The video Muxima is part of an extraordinary series of projects developed by Alfredo Jaar on the history of Africa. “Muxima” means “heart” and is also the title of a popular Angolan song in which local poetry melds with the fado of the old Portuguese colonial power and Brazilian music. Divided into ten cantos, the variations on this song accompany the Chilean artist’s images of today’s Angola and organize the video into chapters. Images of children swimming in the sea alternate with shots of buildings destroyed in the civil war. Scenes from an interview in which parents talk about their missing children follow images of a huge open-air cinema or a mine detector at work. Told in images and music, the history of a country stretching from the colonial era and the Cold War through civil war into a present characterized above all by the struggle against poverty and AIDS provides a readily accessible portrait of modern Angola.
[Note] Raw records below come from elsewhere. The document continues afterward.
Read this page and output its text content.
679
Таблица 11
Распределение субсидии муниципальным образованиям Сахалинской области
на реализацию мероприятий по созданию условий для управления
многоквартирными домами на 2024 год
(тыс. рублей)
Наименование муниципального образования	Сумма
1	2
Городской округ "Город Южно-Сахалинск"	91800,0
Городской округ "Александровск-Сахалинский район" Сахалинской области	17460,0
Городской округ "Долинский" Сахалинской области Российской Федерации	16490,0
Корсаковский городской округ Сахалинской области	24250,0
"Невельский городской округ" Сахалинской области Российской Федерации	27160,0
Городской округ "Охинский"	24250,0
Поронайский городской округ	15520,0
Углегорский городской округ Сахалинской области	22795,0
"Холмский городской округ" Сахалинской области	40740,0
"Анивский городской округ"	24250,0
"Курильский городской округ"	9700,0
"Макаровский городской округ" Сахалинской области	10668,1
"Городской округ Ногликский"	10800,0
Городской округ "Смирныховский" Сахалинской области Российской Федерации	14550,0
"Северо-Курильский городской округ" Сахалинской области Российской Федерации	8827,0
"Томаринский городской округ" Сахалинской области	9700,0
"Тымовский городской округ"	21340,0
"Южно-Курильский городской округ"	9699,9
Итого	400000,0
Alfredo Jaar is one of the few artists to have included a political message consistently in their work from the very outset. His interest focuses primarily on the relationship between the West and the so-called Third World as well as its representation in the mass media and their images. Jaar has documented the irresponsible approach of the Western media to the African countries in numerous projects exposing the international community’s ignorance of the continent. Searching for Africa in LIFE (2007) examines the covers of the American magazine and shows that between 1930 and 1990 only five were devoted to the situation in the black continent, four of which focusing exclusively on its flora and fauna. The long-term Rwanda Project (1994–2000), comprising 21 works on the situation in Rwanda after the genocide, is certainly the most important and best known of those addressing this complex question. Muxima also presents a controversial image of Africa today, one that is hardly ever offered to the Western public. We see a country left to cope on its own after years of colonial domination, just like practically all the other African countries, a country that is now more than ever before in search of an identity and a future of peace.
Alfredo Jaar (Santiago, 1956), one of the most important contemporary artists, has taken part in the major biennials of Venice, Johannesburg, Sydney and Istanbul. Currently exhibited at the Spazio Oberdan Hangar Bicocca in Milan, his works have also been presented at the MACRO in Rome, the Whitechapel Gallery in London, the New Museum of Contemporary Art in New York, the Moderna Museet in Stockholm and many other venues. The Muxima project has been already been shown at the Hirshhorn Museum and Sculpture Garden in Washington DC, the Centre Pompidou in Paris, the Museo Nacional Centro de Arte Reina Sofia in Madrid, the Museum of Modern Art in New York and the 2007 Venice Biennial. Alfredo Jaar lives and works in New York.